Associate Professor University of Maryland, United States
Purpose: Existing endovascular therapies for peripheral arterial occlusions are limited by safety concerns, procedural inefficiencies, and inconsistent efficacy {1-4}. Because most devices rely on a single mechanism of thrombus removal, treatment often requires adjunctive thrombolytics or additional interventions, particularly in cases with large or chronic thrombus burden {1-3}. The Artix System is a dual aspiration and mechanical thrombectomy solution designed to remove acute-to-chronic arterial thrombi and emboli in a single session without the need for thrombolytics. The over-the-wire system includes an aspiration-capable 8-F sheath with a 7-F access profile, aspiration catheter, mechanical thrombectomy device containing an expandable element, and covered funnel catheter for proximal flow restriction. Herein, we report the first multicenter evaluation of the study device for the treatment of peripheral arterial occlusions.

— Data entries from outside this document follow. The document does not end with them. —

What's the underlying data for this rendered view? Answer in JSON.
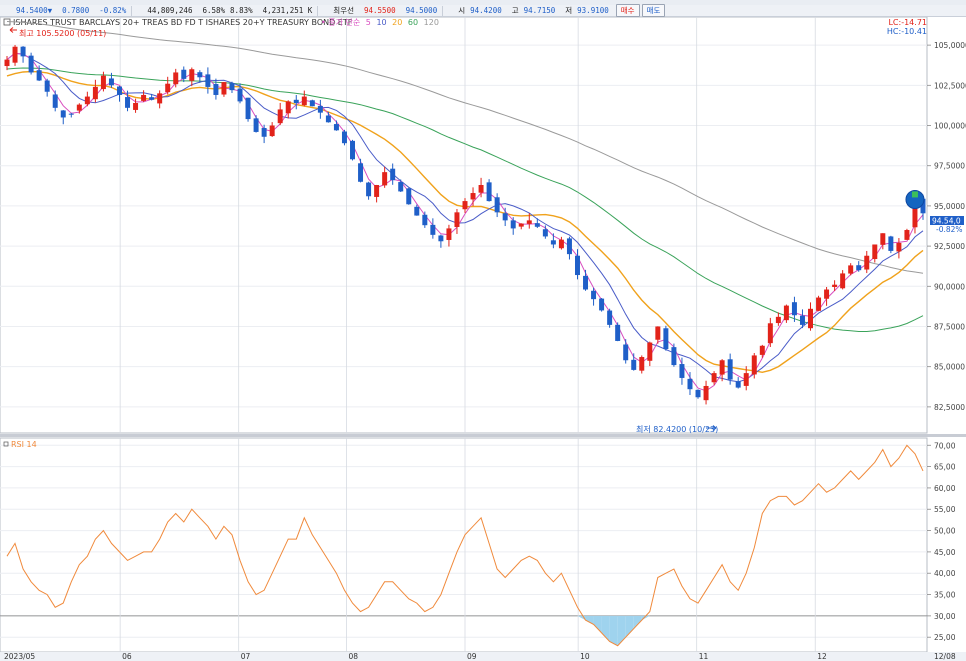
{
  "quote_bar": {
    "last_price": "94.5400",
    "change_arrow": "▼",
    "change": "0.7800",
    "change_pct": "-0.82%",
    "volume": "44,809,246",
    "volume_pct": "6.58%",
    "turnover_pct": "8.83%",
    "trade_value": "4,231,251 K",
    "bid_label": "최우선",
    "bid": "94.5500",
    "ask": "94.5000",
    "open_label": "시",
    "open": "94.4200",
    "high_label": "고",
    "high": "94.7150",
    "low_label": "저",
    "low": "93.9100",
    "buy_button": "매수",
    "sell_button": "매도"
  },
  "colors": {
    "up_candle": "#e2231a",
    "down_candle": "#1f5fc8",
    "ma5": "#d94fc0",
    "ma10": "#4a5cc8",
    "ma20": "#f0a21c",
    "ma60": "#3aa35a",
    "ma120": "#9a9a9a",
    "rsi": "#f08a3c",
    "highlight_marker": "#1565c0"
  },
  "chart_data": [
    {
      "type": "candlestick",
      "title": "ISHARES TRUST BARCLAYS 20+ TREAS BD FD T  ISHARES 20+Y TREASURY BOND ETF",
      "ma_legend_label": "종가 단순",
      "moving_averages": [
        "5",
        "10",
        "20",
        "60",
        "120"
      ],
      "ylim": [
        81,
        106.5
      ],
      "y_ticks": [
        "105,0000",
        "102,5000",
        "100,0000",
        "97,5000",
        "95,0000",
        "92,5000",
        "90,0000",
        "87,5000",
        "85,0000",
        "82,5000"
      ],
      "y_tick_values": [
        105,
        102.5,
        100,
        97.5,
        95,
        92.5,
        90,
        87.5,
        85,
        82.5
      ],
      "x_labels": [
        "2023/05",
        "06",
        "07",
        "08",
        "09",
        "10",
        "11",
        "12",
        "12/08"
      ],
      "current_price_label": "94.54,0",
      "current_change_label": "-0.82%",
      "lc_label": "LC:-14.71",
      "hc_label": "HC:-10.41",
      "annotations": {
        "high": "최고 105.5200 (05/11)",
        "low": "최저 82.4200 (10/23)"
      },
      "approx_closes": [
        104.1,
        104.9,
        104.3,
        103.3,
        102.8,
        102.1,
        101.1,
        100.5,
        100.7,
        101.3,
        101.8,
        102.4,
        103.1,
        102.5,
        101.9,
        101.1,
        101.4,
        101.9,
        101.6,
        102.0,
        102.6,
        103.3,
        102.9,
        103.5,
        103.0,
        102.4,
        101.9,
        102.7,
        102.2,
        101.5,
        100.4,
        99.6,
        99.3,
        100.0,
        101.0,
        101.5,
        101.4,
        101.8,
        101.2,
        100.8,
        100.2,
        99.7,
        98.9,
        97.9,
        96.5,
        95.6,
        96.3,
        97.1,
        96.6,
        95.9,
        95.1,
        94.4,
        93.8,
        93.2,
        92.8,
        93.6,
        94.6,
        95.3,
        95.8,
        96.3,
        95.3,
        94.6,
        94.1,
        93.6,
        93.9,
        94.1,
        93.7,
        93.1,
        92.6,
        92.9,
        92.0,
        90.7,
        89.8,
        89.2,
        88.5,
        87.6,
        86.6,
        85.4,
        84.8,
        85.6,
        86.5,
        87.5,
        86.1,
        85.1,
        84.3,
        83.6,
        83.1,
        83.8,
        84.6,
        85.4,
        84.2,
        83.7,
        84.6,
        85.7,
        86.3,
        87.7,
        88.1,
        88.8,
        88.2,
        87.6,
        88.6,
        89.3,
        89.8,
        90.1,
        90.8,
        91.3,
        91.0,
        91.9,
        92.6,
        93.3,
        92.2,
        92.7,
        93.5,
        95.32,
        94.54
      ]
    },
    {
      "type": "line",
      "title": "RSI 14",
      "ylim": [
        22,
        71
      ],
      "y_ticks": [
        "70,00",
        "65,00",
        "60,00",
        "55,00",
        "50,00",
        "45,00",
        "40,00",
        "35,00",
        "30,00",
        "25,00"
      ],
      "y_tick_values": [
        70,
        65,
        60,
        55,
        50,
        45,
        40,
        35,
        30,
        25
      ],
      "reference_line": 30,
      "approx_values": [
        44,
        47,
        41,
        38,
        36,
        35,
        32,
        33,
        38,
        42,
        44,
        48,
        50,
        47,
        45,
        43,
        44,
        45,
        45,
        48,
        52,
        54,
        52,
        55,
        53,
        51,
        48,
        51,
        49,
        43,
        38,
        35,
        36,
        40,
        44,
        48,
        48,
        53,
        49,
        46,
        43,
        40,
        36,
        33,
        31,
        32,
        35,
        38,
        38,
        36,
        34,
        33,
        31,
        32,
        35,
        40,
        45,
        49,
        51,
        53,
        47,
        41,
        39,
        41,
        43,
        44,
        43,
        40,
        38,
        40,
        36,
        32,
        29,
        28,
        26,
        24,
        23,
        25,
        27,
        29,
        31,
        39,
        40,
        41,
        37,
        34,
        33,
        36,
        39,
        42,
        38,
        36,
        40,
        46,
        54,
        57,
        58,
        58,
        56,
        57,
        59,
        61,
        59,
        60,
        62,
        64,
        62,
        64,
        66,
        69,
        65,
        67,
        70,
        68,
        64
      ]
    }
  ]
}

Materials and Methods: Between November 2024 and September 2025, 22 consecutive patients with acute lower extremity arterial occlusions who underwent thrombectomy with the study device were retrospectively analyzed. Baseline and procedural characteristics were evaluated, including thrombus etiology, adjunctive thrombolytics, median estimated blood loss, % thrombus removal, and flow restoration. Safety events were collected and limb salvage rate at 30 days was analyzed.
Results: Treated vessels extended from the common iliac artery to the tibial runoff vessels. Thrombus etiology included preexisting peripheral artery disease or thrombosis (36%), cardiogenic embolism (50%), and iatrogenic embolism (5%). Average estimated blood loss was 50±34mL. Postprocedural thrombolysis was required in 5% of cases, and 95% of cases were in a single session. Average thrombus removal was 97±3%. Flow restoration was 100%. Safety profile was favorable with 0% distal embolization and 0% vessel injury. Of the available data at the 30-day follow up visit, limb salvage rate was 100%.
Conclusion: These early outcomes from the study device show its potential to enhance peripheral arterial occlusion management. Further studies are needed to validate its safety and effectiveness.